Points and crossings are provided to help transfer railway vehicles from one track to another. The tracks may be parallel to, diverging from, or converging with each other.

Points and Crossings

Introduction

Points and crossings are provided to help transfer railway vehicles from one track to another. The tracks may be parallel to, diverging from, or converging with each other. Points and crossings are necessary because the wheels of railway vehicles are provided with inside flanges and, therefore, they require this special arrangement in order to navigate their way on the rails. The points or switches aid in diverting the vehicles and the crossings provide gaps in the rails so as to help the flanged wheels to roll over them. A complete set of points and crossings, along with lead rails, is called a turnout.

Important Terms

The following terms are often used in the design of points and crossings.

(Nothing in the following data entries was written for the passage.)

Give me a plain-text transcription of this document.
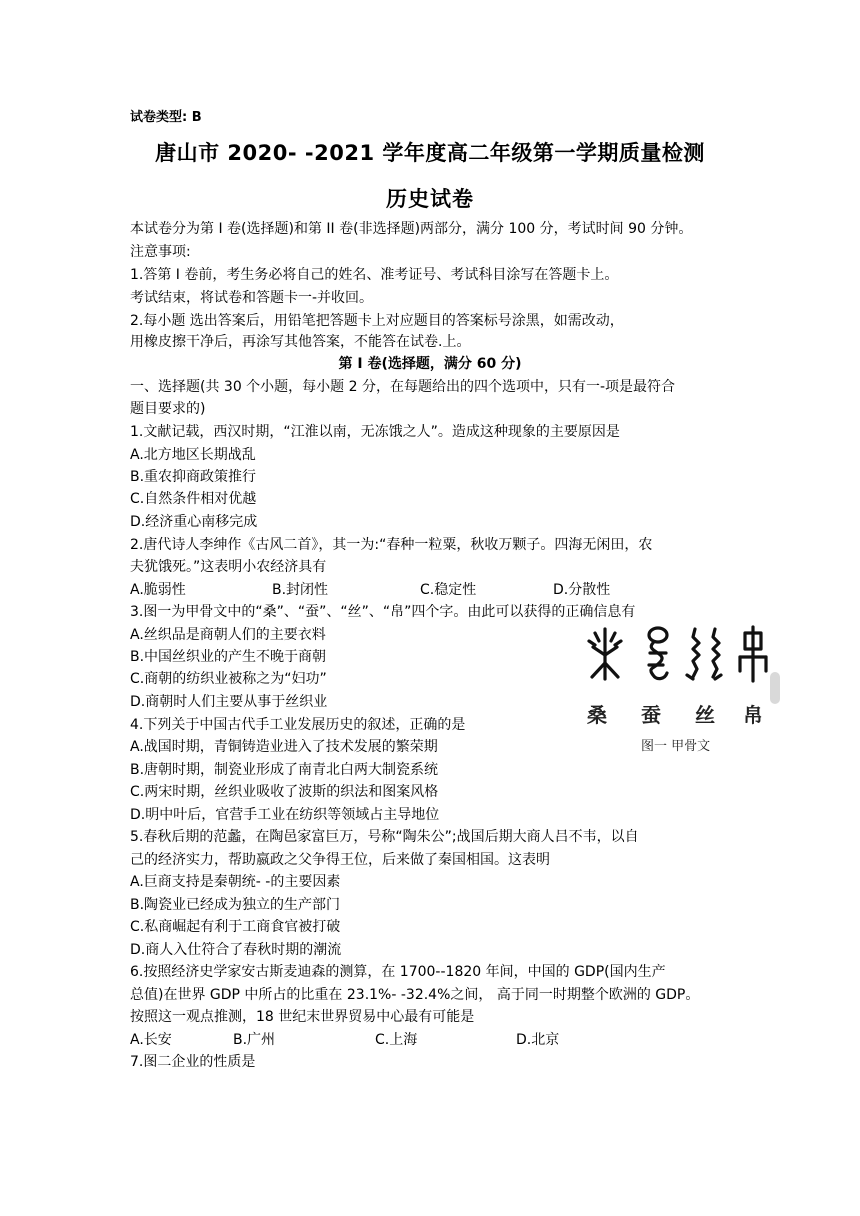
试卷类型: B
唐山市 2020- -2021 学年度高二年级第一学期质量检测
历史试卷
本试卷分为第 I 卷(选择题)和第 II 卷(非选择题)两部分，满分 100 分，考试时间 90 分钟。
注意事项:
1.答第 I 卷前，考生务必将自己的姓名、准考证号、考试科目涂写在答题卡上。
考试结束，将试卷和答题卡一-并收回。
2.每小题 选出答案后，用铅笔把答题卡上对应题目的答案标号涂黑，如需改动，
用橡皮擦干净后，再涂写其他答案，不能答在试卷.上。
第 I 卷(选择题，满分 60 分)
一、选择题(共 30 个小题，每小题 2 分，在每题给出的四个选项中，只有一-项是最符合
题目要求的)
1.文献记载，西汉时期，“江淮以南，无冻饿之人”。造成这种现象的主要原因是
A.北方地区长期战乱
B.重农抑商政策推行
C.自然条件相对优越
D.经济重心南移完成
2.唐代诗人李绅作《古风二首》，其一为:“春种一粒粟，秋收万颗子。四海无闲田，农
夫犹饿死。”这表明小农经济具有
A.脆弱性	B.封闭性	C.稳定性	D.分散性
3.图一为甲骨文中的“桑”、“蚕”、“丝”、“帛”四个字。由此可以获得的正确信息有
A.丝织品是商朝人们的主要衣料
B.中国丝织业的产生不晚于商朝
C.商朝的纺织业被称之为“妇功”
D.商朝时人们主要从事于丝织业
4.下列关于中国古代手工业发展历史的叙述，正确的是
A.战国时期，青铜铸造业进入了技术发展的繁荣期
B.唐朝时期，制瓷业形成了南青北白两大制瓷系统
C.两宋时期，丝织业吸收了波斯的织法和图案风格
D.明中叶后，官营手工业在纺织等领域占主导地位
5.春秋后期的范蠡，在陶邑家富巨万，号称“陶朱公”;战国后期大商人吕不韦，以自
己的经济实力，帮助嬴政之父争得王位，后来做了秦国相国。这表明
A.巨商支持是秦朝统- -的主要因素
B.陶瓷业已经成为独立的生产部门
C.私商崛起有利于工商食官被打破
D.商人入仕符合了春秋时期的潮流
6.按照经济史学家安古斯麦迪森的测算，在 1700--1820 年间，中国的 GDP(国内生产
总值)在世界 GDP 中所占的比重在 23.1%- -32.4%之间， 高于同一时期整个欧洲的 GDP。
按照这一观点推测，18 世纪末世界贸易中心最有可能是
A.长安	B.广州	C.上海	D.北京
7.图二企业的性质是
桑 蚕 丝 帛
图一 甲骨文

Turnout It is an arrangement of points and crossings with lead rails by means of which the rolling stock may be diverted from one track to another. Figure 14.1(a) shows the various constituents of a turnout. The details of these constituents are given in Table 14.1.

Direction of a turnout A turnout is designated as a right-hand or a left-hand turnout depending on whether it diverts the traffic to the right or to the left. In Fig. 14.1(a), the turnout is a right-hand turnout because it diverts as the traffic towards the right side. Figure 14.1(b) shows a left-hand turnout. The direction of a point (or turnout) is known as the facing direction if a vehicle approaching the turnout or a point has to first face the thin end of the switch. The direction is trailing direction if the vehicle has to negotiate a switch in the trailing direction i.e., the vehicle first negotiates the crossing and then finally traverses on the switch from its thick end to its thin end. Therefore, when standing at the toe of a switch, if one looks in the direction of the crossing, it is called the facing direction and the opposite direction is called the trailing direction.

Tongue rail It is a tapered movable rail, made of high-carbon or -manganese steel to withstand wear. At its thicker end, it is attached to a running rail. A tongue rail is also called a switch rail.

Stock rail It is the running rail against which a tongue rail operates.

Points or switch A pair of tongue and stock rails with the necessary connections and fittings forms a switch.

Crossing A crossing is a device introduced at the junction where two rails cross each other to permit the wheel flange of a railway vehicle to pass from one track to another.